USA: Changes to Moving Expenses Deduction

USA: Changes to Moving Expenses Deduction

US employees who move for work-related purposes must get to grips with new tax rules for the expenses they incur.

In the United States, employees who moved to take new jobs used to be able to deduct the expenses they incurred as a result of the move from their federal income taxes. However, the passage of the Tax Cuts and Jobs Act in December 2017 changed that mechanism by introducing new Moving Expense Deduction Rules.

The new rules effectively suspended the tax break for employees from 1 January 2018. Employees moving across the country for work-related reasons will now no longer be able to claim the deduction for the expenses they incur.

Previously Deductible Moving Expenses

Prior to the introduction of the Tax Cuts and Jobs Act (TCAJ), employees could claim their moving expense income tax deduction using IRS form 3903. The classification of ‘work-related’ moving expenses involved two criteria:

  • Time Requirement: The expense claim must have been in close proximity to the start date of the new employment. In practice, the tax-paying employee must have been working for at least 39 weeks, full time, within the first year of their move.
  • Distance Requirement: The new employment role must have been a sufficient distance away from the employee’s previous place of work - a minimum of 50 miles.

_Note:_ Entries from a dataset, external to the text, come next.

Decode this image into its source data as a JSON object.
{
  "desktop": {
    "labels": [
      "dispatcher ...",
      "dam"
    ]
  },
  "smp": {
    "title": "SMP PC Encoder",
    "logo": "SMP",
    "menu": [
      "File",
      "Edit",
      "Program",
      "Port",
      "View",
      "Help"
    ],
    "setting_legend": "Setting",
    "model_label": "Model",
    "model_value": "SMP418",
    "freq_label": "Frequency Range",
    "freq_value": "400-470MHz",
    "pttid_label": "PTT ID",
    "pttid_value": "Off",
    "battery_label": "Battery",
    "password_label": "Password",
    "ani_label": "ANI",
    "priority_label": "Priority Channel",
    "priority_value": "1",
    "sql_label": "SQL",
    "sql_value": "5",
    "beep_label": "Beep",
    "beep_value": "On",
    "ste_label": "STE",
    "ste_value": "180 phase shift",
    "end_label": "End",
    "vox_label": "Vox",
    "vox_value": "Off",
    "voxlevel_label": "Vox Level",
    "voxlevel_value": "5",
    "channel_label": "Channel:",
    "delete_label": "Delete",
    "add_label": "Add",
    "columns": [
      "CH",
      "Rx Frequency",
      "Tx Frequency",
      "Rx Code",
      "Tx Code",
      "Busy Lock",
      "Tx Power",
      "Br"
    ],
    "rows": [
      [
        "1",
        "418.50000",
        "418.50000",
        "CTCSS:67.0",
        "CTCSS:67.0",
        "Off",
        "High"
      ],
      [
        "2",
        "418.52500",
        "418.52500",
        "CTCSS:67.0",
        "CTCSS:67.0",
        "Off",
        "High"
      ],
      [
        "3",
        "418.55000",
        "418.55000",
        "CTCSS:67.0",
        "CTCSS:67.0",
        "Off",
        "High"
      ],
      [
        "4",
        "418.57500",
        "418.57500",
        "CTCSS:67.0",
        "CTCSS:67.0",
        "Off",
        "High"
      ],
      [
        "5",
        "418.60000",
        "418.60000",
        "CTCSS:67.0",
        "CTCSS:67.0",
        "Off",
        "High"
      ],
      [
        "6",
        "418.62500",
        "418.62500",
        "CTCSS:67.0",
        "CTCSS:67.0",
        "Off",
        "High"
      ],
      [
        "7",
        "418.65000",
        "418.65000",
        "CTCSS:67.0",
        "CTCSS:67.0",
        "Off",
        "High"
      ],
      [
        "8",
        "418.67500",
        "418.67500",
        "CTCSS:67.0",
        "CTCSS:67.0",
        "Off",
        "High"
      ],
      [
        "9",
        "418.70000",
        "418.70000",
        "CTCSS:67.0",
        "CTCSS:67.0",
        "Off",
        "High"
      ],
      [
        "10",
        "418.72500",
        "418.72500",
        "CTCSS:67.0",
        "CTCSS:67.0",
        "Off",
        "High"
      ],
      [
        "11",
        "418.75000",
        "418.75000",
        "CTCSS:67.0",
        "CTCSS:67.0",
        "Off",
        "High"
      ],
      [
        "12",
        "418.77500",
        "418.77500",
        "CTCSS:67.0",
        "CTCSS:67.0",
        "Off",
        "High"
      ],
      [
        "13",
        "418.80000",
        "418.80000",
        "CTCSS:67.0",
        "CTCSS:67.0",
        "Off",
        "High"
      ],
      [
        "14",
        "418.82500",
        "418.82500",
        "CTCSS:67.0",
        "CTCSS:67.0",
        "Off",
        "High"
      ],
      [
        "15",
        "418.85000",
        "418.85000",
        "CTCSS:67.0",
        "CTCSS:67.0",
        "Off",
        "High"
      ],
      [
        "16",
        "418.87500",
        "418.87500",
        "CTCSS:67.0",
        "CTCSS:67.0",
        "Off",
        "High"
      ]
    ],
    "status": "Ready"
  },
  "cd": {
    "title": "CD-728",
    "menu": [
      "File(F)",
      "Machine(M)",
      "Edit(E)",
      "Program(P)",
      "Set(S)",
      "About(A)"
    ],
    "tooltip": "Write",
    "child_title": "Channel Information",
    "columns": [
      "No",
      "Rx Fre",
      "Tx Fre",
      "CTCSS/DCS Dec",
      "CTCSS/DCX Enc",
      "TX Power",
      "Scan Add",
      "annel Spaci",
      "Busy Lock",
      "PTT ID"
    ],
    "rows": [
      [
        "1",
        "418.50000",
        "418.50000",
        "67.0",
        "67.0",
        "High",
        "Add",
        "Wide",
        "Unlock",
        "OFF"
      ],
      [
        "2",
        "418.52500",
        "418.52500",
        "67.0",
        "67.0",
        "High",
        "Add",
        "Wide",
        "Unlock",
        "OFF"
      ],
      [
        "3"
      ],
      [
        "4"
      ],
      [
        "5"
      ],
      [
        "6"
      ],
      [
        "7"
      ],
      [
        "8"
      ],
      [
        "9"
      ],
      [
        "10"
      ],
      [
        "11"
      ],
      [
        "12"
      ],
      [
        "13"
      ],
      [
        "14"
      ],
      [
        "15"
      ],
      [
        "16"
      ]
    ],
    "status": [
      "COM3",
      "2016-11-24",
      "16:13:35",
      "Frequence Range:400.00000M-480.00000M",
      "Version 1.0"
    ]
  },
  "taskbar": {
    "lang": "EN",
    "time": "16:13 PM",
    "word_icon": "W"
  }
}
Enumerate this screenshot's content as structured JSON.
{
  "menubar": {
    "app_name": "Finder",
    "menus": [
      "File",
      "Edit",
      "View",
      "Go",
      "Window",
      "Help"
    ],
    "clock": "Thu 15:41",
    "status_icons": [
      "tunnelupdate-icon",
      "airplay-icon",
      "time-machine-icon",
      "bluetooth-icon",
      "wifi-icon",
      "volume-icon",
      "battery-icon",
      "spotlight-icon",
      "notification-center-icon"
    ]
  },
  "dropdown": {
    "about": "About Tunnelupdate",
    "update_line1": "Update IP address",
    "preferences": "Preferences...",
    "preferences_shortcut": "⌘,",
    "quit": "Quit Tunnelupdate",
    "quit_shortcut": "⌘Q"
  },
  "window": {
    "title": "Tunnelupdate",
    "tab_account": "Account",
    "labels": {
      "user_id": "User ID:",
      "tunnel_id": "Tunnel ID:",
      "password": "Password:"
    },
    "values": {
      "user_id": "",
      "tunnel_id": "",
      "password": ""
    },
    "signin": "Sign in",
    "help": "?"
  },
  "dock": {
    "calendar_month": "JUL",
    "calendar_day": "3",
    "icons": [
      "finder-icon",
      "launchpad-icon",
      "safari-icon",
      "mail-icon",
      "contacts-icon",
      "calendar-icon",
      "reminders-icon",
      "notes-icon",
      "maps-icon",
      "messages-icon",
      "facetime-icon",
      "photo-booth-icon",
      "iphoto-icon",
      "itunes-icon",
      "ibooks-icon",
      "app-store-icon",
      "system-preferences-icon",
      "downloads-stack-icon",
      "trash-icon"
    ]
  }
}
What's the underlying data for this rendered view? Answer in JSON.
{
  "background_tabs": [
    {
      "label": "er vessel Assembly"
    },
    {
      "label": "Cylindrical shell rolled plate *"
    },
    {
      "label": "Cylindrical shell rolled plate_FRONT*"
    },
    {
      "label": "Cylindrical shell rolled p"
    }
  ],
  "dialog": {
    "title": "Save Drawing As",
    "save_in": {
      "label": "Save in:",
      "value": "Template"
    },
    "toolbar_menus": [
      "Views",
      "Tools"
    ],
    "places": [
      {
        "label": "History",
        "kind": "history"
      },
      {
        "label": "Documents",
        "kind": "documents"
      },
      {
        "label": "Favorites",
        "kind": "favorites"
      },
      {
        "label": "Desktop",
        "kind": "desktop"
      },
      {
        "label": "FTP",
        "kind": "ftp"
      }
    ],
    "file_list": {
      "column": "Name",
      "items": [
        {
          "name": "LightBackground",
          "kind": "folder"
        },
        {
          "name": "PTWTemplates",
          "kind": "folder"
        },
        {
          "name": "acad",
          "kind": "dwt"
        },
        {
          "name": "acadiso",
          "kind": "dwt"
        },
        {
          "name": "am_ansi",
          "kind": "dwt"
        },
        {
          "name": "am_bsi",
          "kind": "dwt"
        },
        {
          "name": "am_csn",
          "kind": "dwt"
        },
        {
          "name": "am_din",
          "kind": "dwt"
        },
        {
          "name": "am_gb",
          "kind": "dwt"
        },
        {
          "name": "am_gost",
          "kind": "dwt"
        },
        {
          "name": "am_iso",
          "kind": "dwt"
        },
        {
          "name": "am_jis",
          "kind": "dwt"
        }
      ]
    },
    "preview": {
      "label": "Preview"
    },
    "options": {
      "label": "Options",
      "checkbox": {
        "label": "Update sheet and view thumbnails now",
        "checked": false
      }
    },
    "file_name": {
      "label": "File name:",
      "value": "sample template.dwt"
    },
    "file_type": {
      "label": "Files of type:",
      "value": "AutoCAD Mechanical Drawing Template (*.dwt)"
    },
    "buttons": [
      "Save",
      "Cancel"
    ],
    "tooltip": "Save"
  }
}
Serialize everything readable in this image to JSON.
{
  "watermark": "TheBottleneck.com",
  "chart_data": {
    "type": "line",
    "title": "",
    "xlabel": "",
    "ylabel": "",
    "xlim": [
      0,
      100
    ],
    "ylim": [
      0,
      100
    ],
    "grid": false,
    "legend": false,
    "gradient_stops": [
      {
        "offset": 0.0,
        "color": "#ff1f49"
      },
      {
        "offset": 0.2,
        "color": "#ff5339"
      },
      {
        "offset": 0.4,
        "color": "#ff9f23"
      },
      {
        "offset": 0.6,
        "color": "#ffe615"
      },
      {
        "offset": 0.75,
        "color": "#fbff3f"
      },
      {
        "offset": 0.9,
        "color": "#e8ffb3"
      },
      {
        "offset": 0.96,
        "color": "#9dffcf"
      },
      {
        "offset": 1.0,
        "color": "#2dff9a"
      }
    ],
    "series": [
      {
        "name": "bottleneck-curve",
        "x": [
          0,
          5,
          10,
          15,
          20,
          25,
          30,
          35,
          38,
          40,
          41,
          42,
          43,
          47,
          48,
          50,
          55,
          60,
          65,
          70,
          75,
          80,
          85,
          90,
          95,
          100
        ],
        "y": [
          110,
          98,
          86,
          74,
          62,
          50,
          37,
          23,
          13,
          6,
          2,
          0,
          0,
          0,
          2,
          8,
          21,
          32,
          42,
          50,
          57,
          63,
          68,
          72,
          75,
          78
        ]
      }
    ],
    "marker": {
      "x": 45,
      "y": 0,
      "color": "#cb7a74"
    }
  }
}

The tax deduction was applicable to federal income taxes only, and the relevant expenses must have been for a necessary moving purpose. These include:

  • Costs of hiring professional moving and/or packing services
  • Hire costs for moving trucks or cars
  • Purchasing moving supplies such as containers, boxes and packaging
  • Insurance to protect against loss or damage of possessions during a move
  • Costs of connecting and disconnecting utilities - power, water, internet
  • Costs related to moving personal vehicles
  • Cost of fuel, parking or other transportation needs related to the move
  • Costs of storing possessions (for up to 30 days after the move)
  • Accommodation or temporary lodging costs related to the move

Expenses not allowed under the deduction rules included food and meals, house-hunting costs, pre-move visits, or anything which an employer had already paid for.

Changes Under the Tax Cuts and Jobs Act

The TCAJ Act abolished the moving expenses deduction from 1 January 2018. In adjusting to the new tax rule, the IRS also confirmed that the reimbursement of qualifying moving expenses, by employers, would be taxable in employee wages - after the TCAJ Act removed its exclusion from “taxable income”. Taxpaying employees who moved in 2017, but who were not reimbursed for expenses until 2018, would not be taxed on the 2018 reimbursement.

The abolishment of moving expense deductions will last until 31 December 2025.

Military Exception

The TCAJ Act has left in place an exception for members of the United States Armed Forces. Taxpayers who are active-duty members of the armed forces may still apply the deduction mechanism for moving expenses incurred when they permanently change station.

Employer Considerations

With the removal of the tax deduction, employers - especially those with a global footprint - must think more carefully about the relocation packages they offer their employees. Moving expenses may become a more significant factor in negotiations with new employees - and should also be a consideration for payroll departments during enrollment.